Burge was convicted of perjury and obstruction of justice on June 28, for lying in a civil suit when he denied committing or witnessing torture. More than 100 victims have said the torture started in the 1970s and persisted until the 1990s at police stations on the city’s South and West sides.
He has been free on bond since the five-week trial.
During the trial, felons described beatings, suffocations and games of Russian roulette at the hands of Burge and his men. They also heard from Burge, a decorated former officer and Vietnam veteran who repeatedly denied ever participating in physical abuse or witnessing any during his 28 years with the Police Department.
But for decades, dozens of suspects — almost all of them black men — claimed Burge and his officers tortured them into confessing to crimes ranging from armed robbery to murder.

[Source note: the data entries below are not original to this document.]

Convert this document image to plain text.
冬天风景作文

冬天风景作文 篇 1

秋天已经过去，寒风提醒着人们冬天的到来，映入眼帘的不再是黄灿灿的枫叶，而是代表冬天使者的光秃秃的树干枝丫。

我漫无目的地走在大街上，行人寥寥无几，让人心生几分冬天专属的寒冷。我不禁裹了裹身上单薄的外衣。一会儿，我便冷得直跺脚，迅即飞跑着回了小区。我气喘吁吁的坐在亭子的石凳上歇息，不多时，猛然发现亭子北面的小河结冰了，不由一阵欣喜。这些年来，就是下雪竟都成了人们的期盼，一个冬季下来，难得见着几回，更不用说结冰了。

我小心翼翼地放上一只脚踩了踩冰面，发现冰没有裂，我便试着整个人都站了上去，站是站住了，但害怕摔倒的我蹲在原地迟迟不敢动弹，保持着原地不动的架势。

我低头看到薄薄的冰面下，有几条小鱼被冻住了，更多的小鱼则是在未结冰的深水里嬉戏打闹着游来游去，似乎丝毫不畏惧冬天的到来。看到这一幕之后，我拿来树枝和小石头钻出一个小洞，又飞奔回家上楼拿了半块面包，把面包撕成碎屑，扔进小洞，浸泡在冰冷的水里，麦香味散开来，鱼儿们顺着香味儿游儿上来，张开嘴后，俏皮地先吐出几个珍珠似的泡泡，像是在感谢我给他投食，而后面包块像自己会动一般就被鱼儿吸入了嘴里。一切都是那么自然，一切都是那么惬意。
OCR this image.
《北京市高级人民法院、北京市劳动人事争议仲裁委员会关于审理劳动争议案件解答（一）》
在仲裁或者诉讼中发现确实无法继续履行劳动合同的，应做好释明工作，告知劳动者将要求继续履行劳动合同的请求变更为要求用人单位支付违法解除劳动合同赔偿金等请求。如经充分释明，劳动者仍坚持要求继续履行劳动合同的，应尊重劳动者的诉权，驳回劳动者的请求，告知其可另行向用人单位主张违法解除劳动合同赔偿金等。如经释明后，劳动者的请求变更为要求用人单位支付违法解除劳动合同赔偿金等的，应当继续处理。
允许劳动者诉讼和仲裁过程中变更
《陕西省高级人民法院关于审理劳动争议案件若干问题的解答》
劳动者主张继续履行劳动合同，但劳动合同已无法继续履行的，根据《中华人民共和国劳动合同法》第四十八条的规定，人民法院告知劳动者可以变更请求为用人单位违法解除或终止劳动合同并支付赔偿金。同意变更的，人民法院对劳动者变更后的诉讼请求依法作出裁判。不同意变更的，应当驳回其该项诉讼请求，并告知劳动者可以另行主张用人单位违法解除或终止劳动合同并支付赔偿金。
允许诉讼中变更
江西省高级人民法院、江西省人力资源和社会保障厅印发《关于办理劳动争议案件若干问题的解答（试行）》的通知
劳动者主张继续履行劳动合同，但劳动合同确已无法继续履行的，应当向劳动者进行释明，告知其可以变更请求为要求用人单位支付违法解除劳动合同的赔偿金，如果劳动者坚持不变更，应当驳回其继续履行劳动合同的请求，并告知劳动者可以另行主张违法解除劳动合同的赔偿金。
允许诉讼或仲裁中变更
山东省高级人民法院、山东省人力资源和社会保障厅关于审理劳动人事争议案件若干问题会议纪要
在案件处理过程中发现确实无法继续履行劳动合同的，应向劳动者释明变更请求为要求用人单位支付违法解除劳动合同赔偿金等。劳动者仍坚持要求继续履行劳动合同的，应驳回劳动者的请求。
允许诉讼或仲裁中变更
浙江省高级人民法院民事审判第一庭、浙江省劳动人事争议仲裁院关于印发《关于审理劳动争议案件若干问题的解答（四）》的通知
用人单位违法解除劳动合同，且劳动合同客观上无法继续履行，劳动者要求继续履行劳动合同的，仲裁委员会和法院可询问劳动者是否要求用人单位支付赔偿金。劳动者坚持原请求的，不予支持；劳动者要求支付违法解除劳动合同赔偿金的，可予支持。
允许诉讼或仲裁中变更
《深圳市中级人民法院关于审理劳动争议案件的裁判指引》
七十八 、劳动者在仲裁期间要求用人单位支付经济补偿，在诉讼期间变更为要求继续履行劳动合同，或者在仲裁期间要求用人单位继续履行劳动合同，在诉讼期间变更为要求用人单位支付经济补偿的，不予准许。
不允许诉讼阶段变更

Former Gov. George Ryan released four condemned men from death row in 2003 after Ryan said Burge had extracted confessions from them using torture.
The allegations of torture and coerced confessions eventually led to a still-standing moratorium on Illinois’ death penalty and the emptying of death row — moves credited with re-igniting the global fight against capital punishment.
But they also earned Chicago a reputation as a haven for rogue cops, a place where police could abuse suspects without notice or punishment.